Mauvais pronostic
Le 4 novembre 2016, à l’âge de 17 ans, je donnais naissance à une merveilleuse petite rouquine au prénom significatif. Je vivais le parfait bonheur dans le sous-sol d’un duplex. J’apprenais tranquillement le rôle de maman avec cette petite fille qui me comble de bonheur. En janvier 2017, un problème respiratoire me forçait à appeler l’ambulance pour l’amener le plus rapidement à l’hôpital. Après plusieurs heures sans dormir et plusieurs tests, on m’a dit qu’elle avait une laryngite et que lorsqu’elle serait guérie, on pourrait rentrer à la maison. La pédiatre, qui savait trouver les mots pour me rassurer, nous donnait enfin notre congé après deux jours de traitement.
Deux mois plus tard, lorsqu’elle avait quatre mois, j’ai reçu un appel du département de pédiatrie me disant que la pédiatre voulait revoir ma fille en suivi post-hospitalisation. Ce n’était qu’un prétexte pour que mon inquiétude ne prenne pas le dessus, mais personne ne m’avait prévenue qu’il était préférable de ne pas y aller seule avec ma fille. En sortant du rendez-vous, j’ai pleuré toutes les larmes de mon corps en appelant mon conjoint pour lui faire un résumé. Elena avait un retard de développement global et la pédiatre demandait à l’hospitaliser pour passer une batterie de tests. Après une semaine de cohabitation avec des inconnus dans une chambre d’hôpital, on retournait à la maison avec comme seule information qu’elle avait un retard et qu’elle serait suivie par plusieurs spécialistes pour trouver ce qu’elle avait.
Le 27 juin 2018, lors d’une des nombreuses hospitalisations, elle était allée passer une imagerie de son cerveau sous anesthésie. Après plusieurs heures d’attente, le neurologue est venu nous voir dans la chambre, accompagné de plusieurs spécialistes pour nous donner les résultats. Au moment où il m’a demandé de m’asseoir, je savais que quelque chose n’allait pas.
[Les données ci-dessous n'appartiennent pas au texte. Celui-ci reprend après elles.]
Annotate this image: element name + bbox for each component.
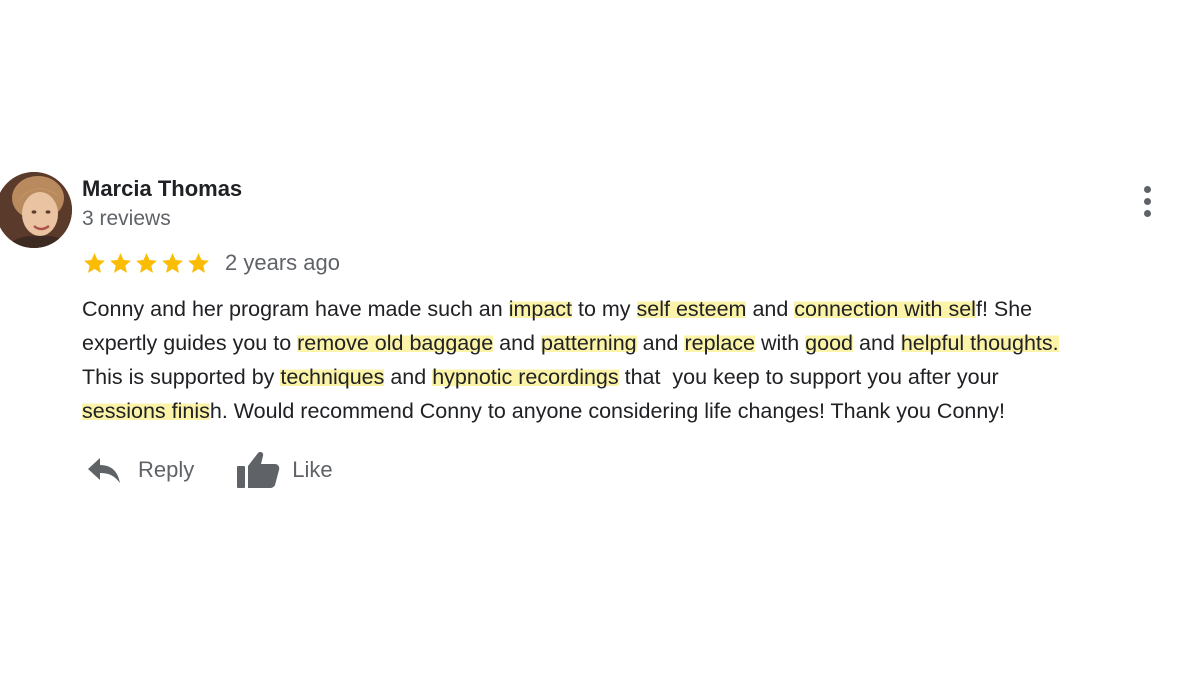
highlighted-phrase: techniques bbox=[280, 365, 385, 389]
reply-button[interactable]: Reply bbox=[86, 455, 194, 485]
review-text-segment: to my bbox=[572, 297, 637, 321]
review-text-line: expertly guides you to remove old baggag… bbox=[82, 326, 1192, 360]
review-text-segment: expertly guides you to bbox=[82, 331, 298, 355]
star-icon bbox=[162, 252, 183, 273]
review-text-segment: f! She bbox=[975, 297, 1033, 321]
review-text-segment: This is supported by bbox=[82, 365, 281, 389]
avatar[interactable] bbox=[0, 172, 72, 248]
review-text-line: This is supported by techniques and hypn… bbox=[82, 360, 1192, 394]
review-text-line: Conny and her program have made such an … bbox=[82, 292, 1192, 326]
author-name[interactable]: Marcia Thomas bbox=[82, 176, 242, 202]
highlighted-phrase: remove old baggage bbox=[297, 331, 494, 355]
author-review-count[interactable]: 3 reviews bbox=[82, 207, 171, 231]
more-vert-icon-dot bbox=[1144, 198, 1151, 205]
reply-arrow-icon bbox=[88, 458, 120, 483]
reply-label: Reply bbox=[138, 457, 195, 482]
review-text-segment: and bbox=[853, 331, 901, 355]
star-icon bbox=[136, 252, 157, 273]
star-icon bbox=[84, 252, 105, 273]
more-vert-icon-dot bbox=[1144, 210, 1151, 217]
avatar-photo-icon bbox=[0, 172, 72, 248]
review-text: Conny and her program have made such an … bbox=[82, 292, 1192, 428]
like-label: Like bbox=[292, 457, 333, 482]
highlighted-phrase: replace bbox=[684, 331, 755, 355]
review-date: 2 years ago bbox=[225, 250, 340, 275]
review-text-segment: and bbox=[746, 297, 795, 321]
review-text-segment: that you keep to support you after your bbox=[618, 365, 999, 389]
rating-row: 2 years ago bbox=[82, 248, 340, 278]
review-text-line: sessions finish. Would recommend Conny t… bbox=[82, 394, 1192, 428]
review-text-segment: Conny and her program have made such an bbox=[82, 297, 509, 321]
highlighted-phrase: sessions finis bbox=[82, 399, 210, 423]
review-text-segment: and bbox=[493, 331, 541, 355]
like-button[interactable]: Like bbox=[236, 450, 333, 490]
more-vert-icon bbox=[1144, 186, 1151, 193]
review-card: Marcia Thomas 3 reviews 2 years ago Conn… bbox=[0, 172, 1200, 502]
review-text-segment: with bbox=[754, 331, 806, 355]
highlighted-phrase: connection with sel bbox=[794, 297, 976, 321]
review-text-segment: and bbox=[636, 331, 685, 355]
star-icon bbox=[188, 252, 209, 273]
highlighted-phrase: self esteem bbox=[636, 297, 747, 321]
review-actions: Reply Like bbox=[86, 450, 333, 490]
star-icon bbox=[110, 252, 131, 273]
more-options-button[interactable] bbox=[1130, 182, 1166, 222]
highlighted-phrase: patterning bbox=[541, 331, 637, 355]
highlighted-phrase: impact bbox=[508, 297, 573, 321]
review-text-segment: h. Would recommend Conny to anyone consi… bbox=[209, 399, 1006, 423]
review-text-segment: and bbox=[384, 365, 433, 389]
thumbs-up-icon bbox=[237, 452, 280, 488]
highlighted-phrase: good bbox=[805, 331, 854, 355]
star-rating bbox=[82, 251, 211, 276]
highlighted-phrase: helpful thoughts. bbox=[900, 331, 1059, 355]
highlighted-phrase: hypnotic recordings bbox=[432, 365, 619, 389]
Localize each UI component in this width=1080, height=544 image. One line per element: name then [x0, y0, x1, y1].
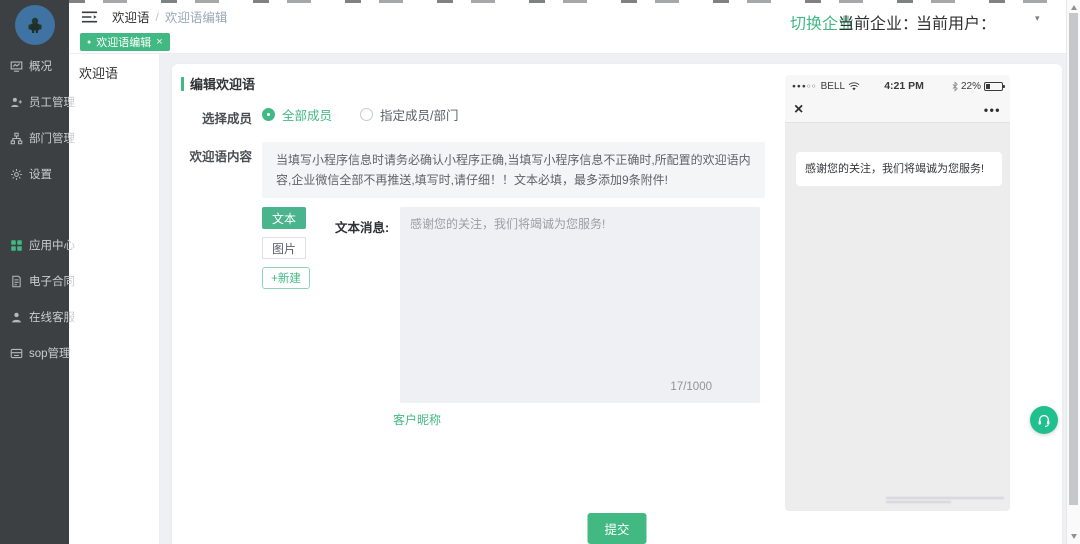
member-select-label: 选择成员 [172, 108, 252, 127]
scrollbar-thumb[interactable] [1069, 13, 1078, 505]
title-accent-bar [181, 77, 184, 91]
add-new-button[interactable]: +新建 [262, 267, 310, 289]
view-tab-bar: ● 欢迎语编辑 × [69, 30, 1066, 54]
radio-specified-members-label[interactable]: 指定成员/部门 [380, 105, 458, 124]
sidebar-item-overview[interactable]: 概况 [0, 48, 69, 84]
tab-close-icon[interactable]: × [156, 36, 162, 48]
tab-text[interactable]: 文本 [262, 207, 306, 229]
sidebar: 概况 员工管理 部门管理 设置 应用中心 电子合同 [0, 0, 69, 544]
app-center-icon [10, 239, 23, 252]
sidebar-item-app-center[interactable]: 应用中心 [0, 227, 69, 263]
welcome-message-bubble: 感谢您的关注，我们将竭诚为您服务! [796, 152, 1002, 186]
phone-more-icon[interactable]: ••• [984, 103, 1001, 117]
app-root: 概况 员工管理 部门管理 设置 应用中心 电子合同 [0, 0, 1080, 544]
member-radio-group: 全部成员 指定成员/部门 [262, 105, 459, 124]
sidebar-item-label: 概况 [29, 58, 52, 74]
breadcrumb-current: 欢迎语编辑 [165, 7, 228, 26]
message-textarea[interactable]: 感谢您的关注，我们将竭诚为您服务! [400, 207, 760, 403]
battery-percent: 22% [961, 81, 981, 92]
department-management-icon [10, 132, 23, 145]
sidebar-item-label: 在线客服 [29, 309, 75, 325]
radio-specified-members[interactable] [360, 108, 373, 121]
customer-nickname-link[interactable]: 客户昵称 [393, 411, 441, 428]
company-logo[interactable] [15, 5, 55, 45]
attachment-tabs: 文本 图片 +新建 [262, 207, 312, 289]
sidebar-item-label: 设置 [29, 166, 52, 182]
settings-icon [10, 168, 23, 181]
overview-icon [10, 60, 23, 73]
breadcrumb-root[interactable]: 欢迎语 [112, 7, 150, 26]
sidebar-item-department[interactable]: 部门管理 [0, 120, 69, 156]
customer-service-fab[interactable] [1030, 406, 1058, 434]
bluetooth-icon [952, 81, 958, 92]
battery-icon [984, 82, 1003, 91]
headset-icon [1036, 412, 1052, 428]
sidebar-item-staff[interactable]: 员工管理 [0, 84, 69, 120]
phone-nav-bar: × ••• [785, 97, 1010, 123]
radio-all-members[interactable] [262, 108, 275, 121]
tab-label: 欢迎语编辑 [96, 34, 151, 50]
sidebar-item-label: 员工管理 [29, 94, 75, 110]
breadcrumb-separator: / [156, 10, 159, 24]
faint-watermark [886, 497, 1004, 509]
user-menu-caret-icon[interactable]: ▾ [1035, 13, 1040, 24]
header: 欢迎语 / 欢迎语编辑 切换企业 当前企业： 当前用户： ▾ [69, 3, 1066, 30]
staff-management-icon [10, 96, 23, 109]
mascot-icon [25, 15, 45, 35]
subnav-item-welcome[interactable]: 欢迎语 [69, 54, 159, 82]
section-title-text: 编辑欢迎语 [190, 74, 255, 93]
collapse-menu-icon[interactable] [81, 10, 98, 24]
sidebar-item-label: 电子合同 [29, 273, 75, 289]
char-counter: 17/1000 [670, 381, 712, 393]
sidebar-item-sop[interactable]: sop管理 [0, 335, 69, 371]
phone-status-bar: ●●●○○ BELL 4:21 PM 22% [785, 75, 1010, 97]
sidebar-item-e-contract[interactable]: 电子合同 [0, 263, 69, 299]
signal-dots-icon: ●●●○○ [792, 83, 817, 90]
sidebar-item-label: sop管理 [29, 345, 71, 361]
e-contract-icon [10, 275, 23, 288]
page-scrollbar[interactable] [1066, 0, 1080, 544]
secondary-sidebar: 欢迎语 [69, 54, 160, 544]
scrollbar-down-icon[interactable] [1071, 534, 1077, 539]
notice-box: 当填写小程序信息时请务必确认小程序正确,当填写小程序信息不正确时,所配置的欢迎语… [262, 142, 765, 198]
section-title: 编辑欢迎语 [181, 74, 255, 93]
welcome-content-label: 欢迎语内容 [172, 146, 252, 165]
phone-time: 4:21 PM [856, 80, 952, 92]
text-message-label: 文本消息: [335, 217, 389, 236]
submit-button[interactable]: 提交 [587, 513, 646, 544]
tab-active-dot-icon: ● [87, 39, 91, 46]
tab-image[interactable]: 图片 [262, 237, 306, 259]
scrollbar-up-icon[interactable] [1071, 5, 1077, 10]
sop-management-icon [10, 347, 23, 360]
radio-all-members-label[interactable]: 全部成员 [282, 105, 332, 124]
edit-welcome-card: 编辑欢迎语 选择成员 全部成员 指定成员/部门 欢迎语内容 当填写小程序信息时请… [172, 64, 1062, 544]
phone-chat-area: 感谢您的关注，我们将竭诚为您服务! [785, 123, 1010, 511]
sidebar-item-online-service[interactable]: 在线客服 [0, 299, 69, 335]
carrier-label: BELL [821, 81, 845, 92]
phone-status-right: 22% [952, 81, 1003, 92]
tab-welcome-edit[interactable]: ● 欢迎语编辑 × [80, 33, 170, 51]
sidebar-item-label: 应用中心 [29, 237, 75, 253]
sidebar-item-settings[interactable]: 设置 [0, 156, 69, 192]
phone-preview: ●●●○○ BELL 4:21 PM 22% × ••• 感谢您的关注，我们将竭… [785, 75, 1010, 511]
message-textarea-wrap: 感谢您的关注，我们将竭诚为您服务! 17/1000 [400, 207, 760, 403]
phone-close-icon[interactable]: × [794, 102, 803, 118]
online-service-icon [10, 311, 23, 324]
sidebar-item-label: 部门管理 [29, 130, 75, 146]
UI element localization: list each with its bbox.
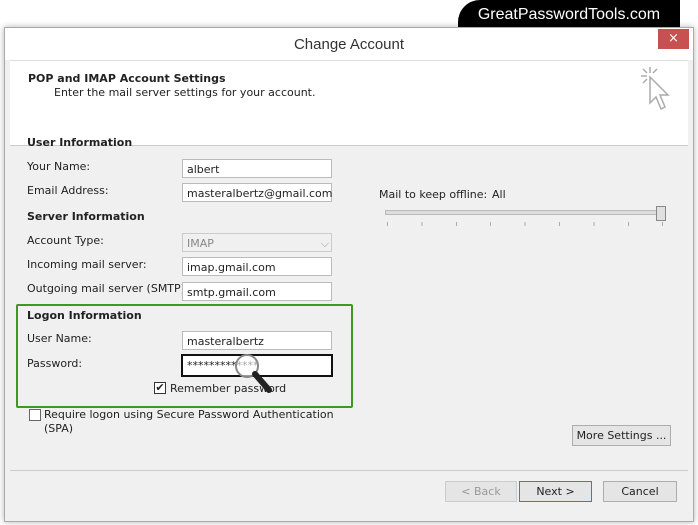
remember-password-checkbox[interactable]: ✔ xyxy=(154,382,166,394)
user-name-label: User Name: xyxy=(27,332,92,345)
incoming-label: Incoming mail server: xyxy=(27,258,147,271)
offline-slider-track[interactable] xyxy=(385,210,665,215)
watermark: GreatPasswordTools.com xyxy=(458,0,680,30)
back-button[interactable]: < Back xyxy=(445,481,517,502)
header-subtitle: Enter the mail server settings for your … xyxy=(54,86,316,99)
server-info-heading: Server Information xyxy=(27,210,145,223)
offline-value: All xyxy=(492,188,506,201)
password-label: Password: xyxy=(27,357,83,370)
email-input[interactable]: masteralbertz@gmail.com xyxy=(182,183,333,202)
chevron-down-icon: ⌵ xyxy=(320,237,329,250)
user-name-input[interactable]: masteralbertz xyxy=(182,331,332,350)
account-type-select: IMAP ⌵ xyxy=(182,233,332,252)
next-button[interactable]: Next > xyxy=(519,481,592,502)
change-account-dialog: Change Account × POP and IMAP Account Se… xyxy=(4,27,694,522)
spa-label: Require logon using Secure Password Auth… xyxy=(44,408,334,435)
slider-ticks xyxy=(387,222,663,226)
logon-info-heading: Logon Information xyxy=(27,309,142,322)
cursor-click-icon xyxy=(641,67,670,111)
offline-slider-thumb[interactable] xyxy=(656,206,666,221)
remember-password-label: Remember password xyxy=(170,382,287,395)
outgoing-server-input[interactable]: smtp.gmail.com xyxy=(182,282,332,301)
account-type-label: Account Type: xyxy=(27,234,104,247)
header-title: POP and IMAP Account Settings xyxy=(28,72,226,85)
divider xyxy=(10,470,688,471)
account-type-value: IMAP xyxy=(187,237,214,250)
user-info-heading: User Information xyxy=(27,136,133,149)
more-settings-button[interactable]: More Settings ... xyxy=(572,425,671,446)
name-label: Your Name: xyxy=(27,160,91,173)
window-title: Change Account xyxy=(5,28,693,60)
incoming-server-input[interactable]: imap.gmail.com xyxy=(182,257,332,276)
name-input[interactable]: albert xyxy=(182,159,332,178)
checkmark-icon: ✔ xyxy=(155,381,165,394)
outgoing-label: Outgoing mail server (SMTP): xyxy=(27,282,189,295)
cancel-button[interactable]: Cancel xyxy=(603,481,677,502)
email-label: Email Address: xyxy=(27,184,109,197)
close-button[interactable]: × xyxy=(658,29,689,49)
spa-checkbox[interactable] xyxy=(29,409,41,421)
offline-label: Mail to keep offline: xyxy=(379,188,488,201)
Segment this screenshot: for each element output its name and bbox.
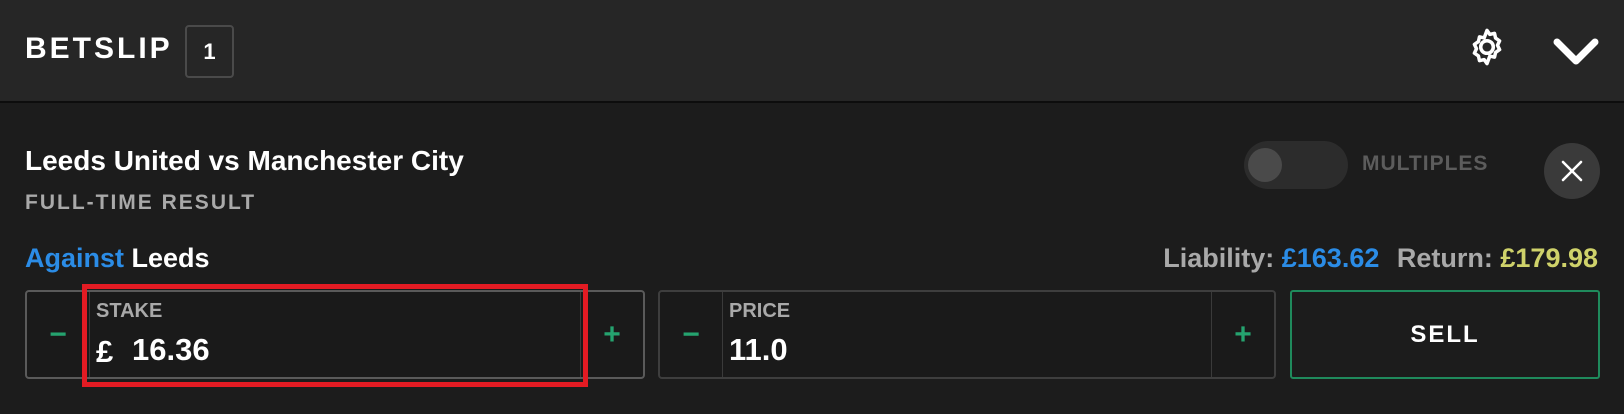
- liability-value: £163.62: [1281, 243, 1380, 273]
- price-label: PRICE: [729, 300, 791, 322]
- sell-button[interactable]: SELL: [1290, 290, 1600, 379]
- betslip-header: BETSLIP 1: [0, 0, 1624, 103]
- divider: [89, 292, 90, 377]
- stake-input[interactable]: [132, 332, 432, 368]
- close-icon: [1561, 160, 1583, 182]
- remove-bet-button[interactable]: [1544, 143, 1600, 199]
- betslip-title: BETSLIP: [25, 32, 173, 65]
- return-value: £179.98: [1500, 243, 1598, 273]
- chevron-down-icon[interactable]: [1551, 32, 1601, 72]
- price-field: − PRICE +: [658, 290, 1276, 379]
- bet-summary: Liability: £163.62 Return: £179.98: [1163, 243, 1598, 274]
- price-input[interactable]: [729, 332, 1029, 368]
- stake-label: STAKE: [96, 300, 163, 322]
- multiples-toggle[interactable]: [1244, 141, 1348, 189]
- multiples-label: MULTIPLES: [1362, 152, 1489, 175]
- stake-field: − STAKE £ +: [25, 290, 645, 379]
- price-increase-button[interactable]: +: [1212, 292, 1274, 377]
- stake-increase-button[interactable]: +: [581, 292, 643, 377]
- stake-currency: £: [96, 334, 114, 369]
- match-title: Leeds United vs Manchester City: [25, 145, 464, 176]
- bet-side: Against: [25, 243, 125, 273]
- toggle-knob: [1248, 148, 1282, 182]
- return-label: Return:: [1396, 243, 1493, 273]
- selection-name: Leeds: [131, 243, 210, 273]
- gear-icon[interactable]: [1466, 26, 1508, 68]
- bet-count-badge: 1: [185, 25, 234, 78]
- market-name: FULL-TIME RESULT: [25, 191, 257, 214]
- stake-decrease-button[interactable]: −: [27, 292, 89, 377]
- price-decrease-button[interactable]: −: [660, 292, 722, 377]
- selection-line: Against Leeds: [25, 243, 210, 274]
- divider: [722, 292, 723, 377]
- liability-label: Liability:: [1163, 243, 1275, 273]
- bet-card: Leeds United vs Manchester City FULL-TIM…: [0, 105, 1624, 414]
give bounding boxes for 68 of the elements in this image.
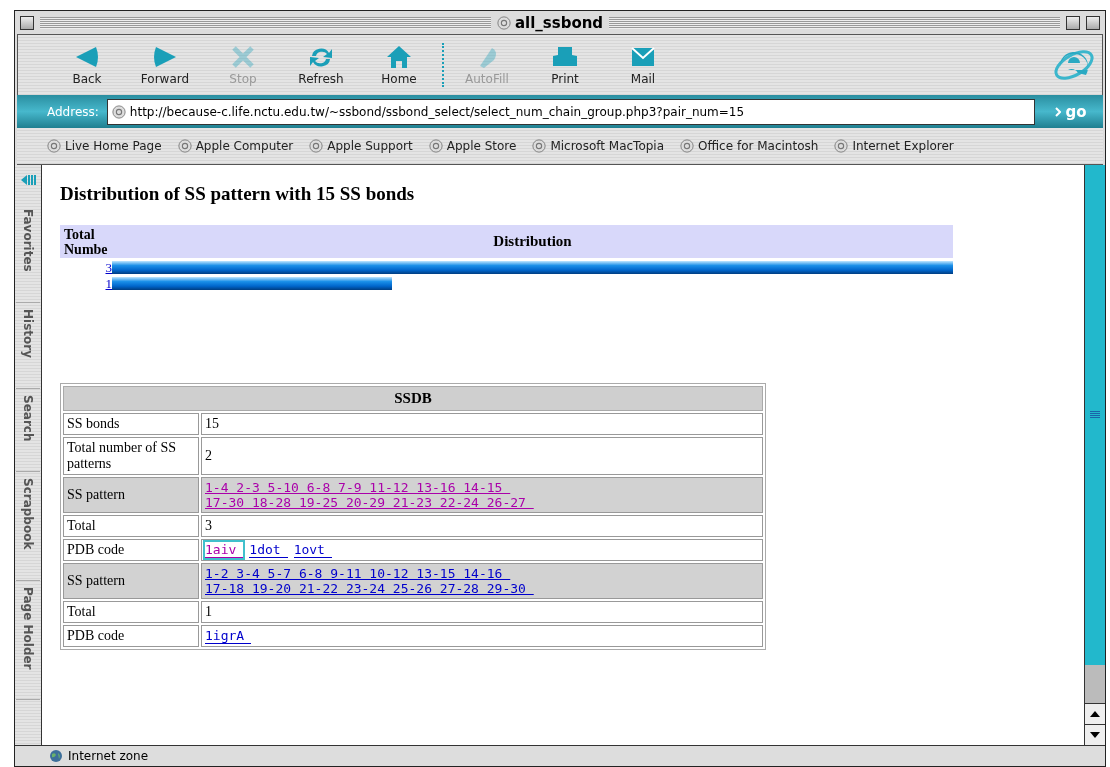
sidebar-toggle-icon[interactable] [20, 173, 36, 187]
toolbar-button[interactable]: Print [526, 44, 604, 86]
table-cell: Total [63, 601, 199, 623]
status-text: Internet zone [68, 749, 149, 763]
address-label: Address: [47, 104, 99, 119]
at-icon [111, 104, 126, 119]
favorite-button[interactable]: Office for Macintosh [680, 139, 819, 153]
table-cell: PDB code [63, 625, 199, 647]
window-title: all_ssbond [514, 13, 604, 32]
favorite-button[interactable]: Apple Support [309, 139, 413, 153]
at-icon [680, 139, 695, 153]
table-cell: SS bonds [63, 413, 199, 435]
up-arrow-icon [1090, 711, 1100, 717]
at-icon [177, 139, 192, 153]
column-header: Distribution [492, 233, 573, 250]
pattern-link[interactable]: 1-4 2-3 5-10 6-8 7-9 11-12 13-16 14-15 17-30 18-28 19-25 20-29 21-23 22-24 26-27 [205, 480, 534, 510]
table-title: SSDB [63, 386, 763, 411]
pattern-link[interactable]: 1-2 3-4 5-7 6-8 9-11 10-12 13-15 14-16 17-18 19-20 21-22 23-24 25-26 27-28 29-30 [205, 566, 534, 596]
favorite-button[interactable]: Internet Explorer [834, 139, 954, 153]
toolbar-button[interactable]: Mail [604, 44, 682, 86]
scroll-up-button[interactable] [1085, 703, 1105, 724]
table-cell: 1 [201, 601, 763, 623]
sidebar-tab[interactable]: Search [16, 388, 40, 473]
collapse-box[interactable] [1086, 15, 1100, 30]
sidebar-tab[interactable]: History [16, 302, 40, 389]
scrollbar[interactable] [1084, 165, 1105, 745]
table-cell: Total [63, 515, 199, 537]
table-cell: 2 [201, 437, 763, 475]
toolbar-button[interactable]: Forward [126, 44, 204, 86]
column-header: Total Numbe [63, 226, 109, 257]
sidebar-tab[interactable]: Page Holder [16, 580, 40, 701]
toolbar-button[interactable]: Refresh [282, 44, 360, 86]
sidebar-tab[interactable]: Favorites [16, 203, 40, 303]
count-link[interactable]: 1 [105, 276, 112, 291]
scroll-down-button[interactable] [1085, 724, 1105, 745]
pdb-code-link[interactable]: 1ovt [293, 542, 332, 558]
pdb-code-link[interactable]: 1aiv [205, 542, 244, 558]
table-cell: SS pattern [63, 563, 199, 599]
sidebar-tab[interactable]: Scrapbook [16, 472, 40, 581]
close-box[interactable] [20, 15, 34, 30]
table-cell: SS pattern [63, 477, 199, 513]
pdb-code-link[interactable]: 1dot [249, 542, 288, 558]
at-icon [47, 139, 61, 153]
address-field[interactable]: http://because-c.life.nctu.edu.tw/~ssbond/ssbond_select/select_num_chain_group.php3?pair_num=15 [106, 98, 1035, 125]
table-cell: PDB code [63, 539, 199, 561]
count-link[interactable]: 3 [105, 260, 112, 275]
chevron-icon [1055, 106, 1062, 117]
pdb-code-link[interactable]: 1igrA [205, 628, 252, 644]
favorite-button[interactable]: Apple Computer [177, 139, 294, 153]
favorite-button[interactable]: Microsoft MacTopia [532, 139, 665, 153]
toolbar-button[interactable]: Home [360, 44, 438, 86]
at-icon [496, 15, 511, 30]
grip-icon [1090, 411, 1100, 419]
favorite-button[interactable]: Apple Store [428, 139, 517, 153]
page-heading: Distribution of SS pattern with 15 SS bonds [60, 183, 416, 205]
table-cell: Total number of SS patterns [63, 437, 199, 475]
at-icon [309, 139, 324, 153]
scroll-thumb[interactable] [1085, 165, 1105, 665]
table-cell: 3 [201, 515, 763, 537]
zoom-box[interactable] [1066, 15, 1080, 30]
at-icon [428, 139, 443, 153]
toolbar-button[interactable]: Back [48, 44, 126, 86]
down-arrow-icon [1090, 732, 1100, 738]
at-icon [532, 139, 547, 153]
globe-icon [49, 749, 63, 763]
table-cell: 15 [201, 413, 763, 435]
at-icon [834, 139, 849, 153]
favorite-button[interactable]: Live Home Page [47, 139, 162, 153]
Il a essayé de m’expliquer avec des mots simples et un dessin ce qu’avait ma fille. Un terme beaucoup trop long que jamais je n’oublierai. Hypoplasie ponto-cérébelleuse. En gros, il a comparé son cerveau à l’âge de quatre mois à celui d’un cerveau d’enfant d’un an et demi et il a vu que son cerveau rétrécissait un peu comme un raisin sec. Pour lui, ça expliquait le retard de développement moteur et intellectuel sévère. À la lumière de ses connaissances, il m’a dit : « Il lui reste tout au plus un an à vivre ».
C’est à ce moment que tout mon mode s’est écroulé. J’avais mis ma vie sur pause pour elle, fini les études, le travail, tout. Un an, 365 jours, 52 semaines, qui pouvaient décider du temps qu’il me restait avec elle. Je n’étais pas prête à la perdre pour toujours. Je profitais de chaque jour auprès d’elle en n’espérant qu’une chose : que le neurologue se soit trompé de patiente. Les jours, les semaines et les mois passaient, elle était toujours là, bien vivante. Je voyais bien la maladie évoluer, mais ma fille était toujours là. J’essayais de comprendre pourquoi on m’avait donné ce pronostic. L’année avait passé si vite que j’avais l’impression de ne pas avoir profité au maximum de ma fille. Mais pourquoi était-elle toujours là ?
Le 17 septembre 2019, rendez-vous en génétique avec le neurologue. Ils avaient trouvé ce qu’avait ma fille, une maladie neurodégénérative rare dont elle seule au monde est atteinte. Je vais toujours me rappeler cette série de lettres et de chiffres qui avaient étiqueté ma fille : AGTPBP1.
C’était le mauvais pronostic. On m’annonçait alors que ma fille décéderait de la maladie, mais quand ? On ne le saurait jamais vraiment. Comme Elena est la seule au monde, les professionnels apprennent avec elle. À la vue de ce que la maladie provoque chez elle, elle ne passera probablement pas la petite enfance, mais connaissons-nous vraiment le pronostic ? Et si c’était encore le mauvais ?
À ce jour, elle est toujours là et elle fêtera bientôt ses 4 ans. La maladie évolue à vue d’œil, mais je ne compte plus les jours. J’ai décidé de vivre, pour elle, pour moi. Je ferai les pas qu’elle ne fera pas, je dirai les mots qu’elle ne dira pas et je l’aimerai comme elle m’aimera.